Blood tests confirm a second person in Missouri caught bird flu without exposure to infected animals, but questions remain
Blood tests of several people who were in contact with a patient in Missouri who caught H5N1 bird flu without any known exposure to infected animals reveal that at least one of them — a person who lived in the same house and had symptoms at the same time — also had the virus, according to two sources with knowledge of the investigation.
H5N1 is a type of influenza that’s rare in humans but is highly contagious and deadly in several species of animals, including poultry and dairy cattle, raising fears that it could mutate and become a virus that preys on people, too.
The specialized blood tests, which were conducted by scientists at the US Centers for Disease Control and Prevention in Atlanta, looked for immune proteins called antibodies made in response to an infection. These antibodies confirm that a person has had an infection with a particular pathogen. The results were shared more widely with public health officials, scientists and the media in several calls hosted by health officials on Thursday morning.

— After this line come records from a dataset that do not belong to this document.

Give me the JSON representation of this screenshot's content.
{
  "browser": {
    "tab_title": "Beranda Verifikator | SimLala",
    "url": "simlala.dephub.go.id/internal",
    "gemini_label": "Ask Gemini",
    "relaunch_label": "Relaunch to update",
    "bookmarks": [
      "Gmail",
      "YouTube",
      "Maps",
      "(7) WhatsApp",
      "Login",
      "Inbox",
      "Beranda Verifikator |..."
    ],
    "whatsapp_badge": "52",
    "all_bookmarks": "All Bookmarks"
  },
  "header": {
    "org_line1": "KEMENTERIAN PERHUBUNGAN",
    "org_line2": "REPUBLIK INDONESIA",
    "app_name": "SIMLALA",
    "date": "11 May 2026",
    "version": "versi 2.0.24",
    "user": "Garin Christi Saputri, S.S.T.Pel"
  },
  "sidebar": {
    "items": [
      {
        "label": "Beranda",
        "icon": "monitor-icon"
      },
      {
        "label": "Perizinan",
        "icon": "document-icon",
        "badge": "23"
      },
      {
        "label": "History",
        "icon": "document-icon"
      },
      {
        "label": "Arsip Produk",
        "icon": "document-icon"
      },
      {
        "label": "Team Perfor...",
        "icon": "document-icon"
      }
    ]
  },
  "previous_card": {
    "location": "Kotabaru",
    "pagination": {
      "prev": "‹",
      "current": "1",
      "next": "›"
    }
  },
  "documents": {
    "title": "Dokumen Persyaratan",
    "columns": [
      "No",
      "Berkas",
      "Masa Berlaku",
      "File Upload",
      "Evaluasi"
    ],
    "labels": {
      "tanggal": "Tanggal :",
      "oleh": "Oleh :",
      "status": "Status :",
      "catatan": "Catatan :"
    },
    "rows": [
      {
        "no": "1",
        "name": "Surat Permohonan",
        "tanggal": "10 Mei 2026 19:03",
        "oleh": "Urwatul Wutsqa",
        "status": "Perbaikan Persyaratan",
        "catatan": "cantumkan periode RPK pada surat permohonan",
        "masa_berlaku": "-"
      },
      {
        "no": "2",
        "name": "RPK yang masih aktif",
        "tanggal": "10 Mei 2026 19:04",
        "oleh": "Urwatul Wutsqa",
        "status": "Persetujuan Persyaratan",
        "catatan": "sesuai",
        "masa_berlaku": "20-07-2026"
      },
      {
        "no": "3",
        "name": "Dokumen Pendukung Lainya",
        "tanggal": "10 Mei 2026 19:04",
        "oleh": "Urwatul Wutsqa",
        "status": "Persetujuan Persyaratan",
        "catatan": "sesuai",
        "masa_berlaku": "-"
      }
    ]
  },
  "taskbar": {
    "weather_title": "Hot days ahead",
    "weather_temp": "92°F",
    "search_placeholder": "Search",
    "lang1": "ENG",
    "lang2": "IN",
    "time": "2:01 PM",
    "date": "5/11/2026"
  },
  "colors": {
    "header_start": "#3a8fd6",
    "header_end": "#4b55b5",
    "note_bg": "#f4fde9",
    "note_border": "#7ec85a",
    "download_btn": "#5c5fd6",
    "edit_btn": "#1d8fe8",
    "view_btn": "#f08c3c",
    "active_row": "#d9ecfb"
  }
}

The tests were conducted to understand whether the Missouri patient – who is the first known person to catch H5N1 influenza in the United States without any apparent exposure to infected animals – infected anyone else. So far, the H5N1 virus has not been able to spread easily between people. Infectious disease experts fear that if the virus gains that ability, it could touch off a new pandemic.
Although the results don’t definitively rule out human-to-human transmission of the virus, they do suggest that it isn’t common or widespread and that it didn’t happen in a health-care setting where caregivers have close physical contact with patients, CDC officials said. Even though a person living in the patient’s household was also positive, the CDC says the timing of their illness suggests that both had a common exposure rather than one catching it from the other.
Around the United States, more than two dozen people have tested positive for H5N1 flu this year, and nearly all of them have reported exposure to infected dairy cows or chickens, according to the CDC.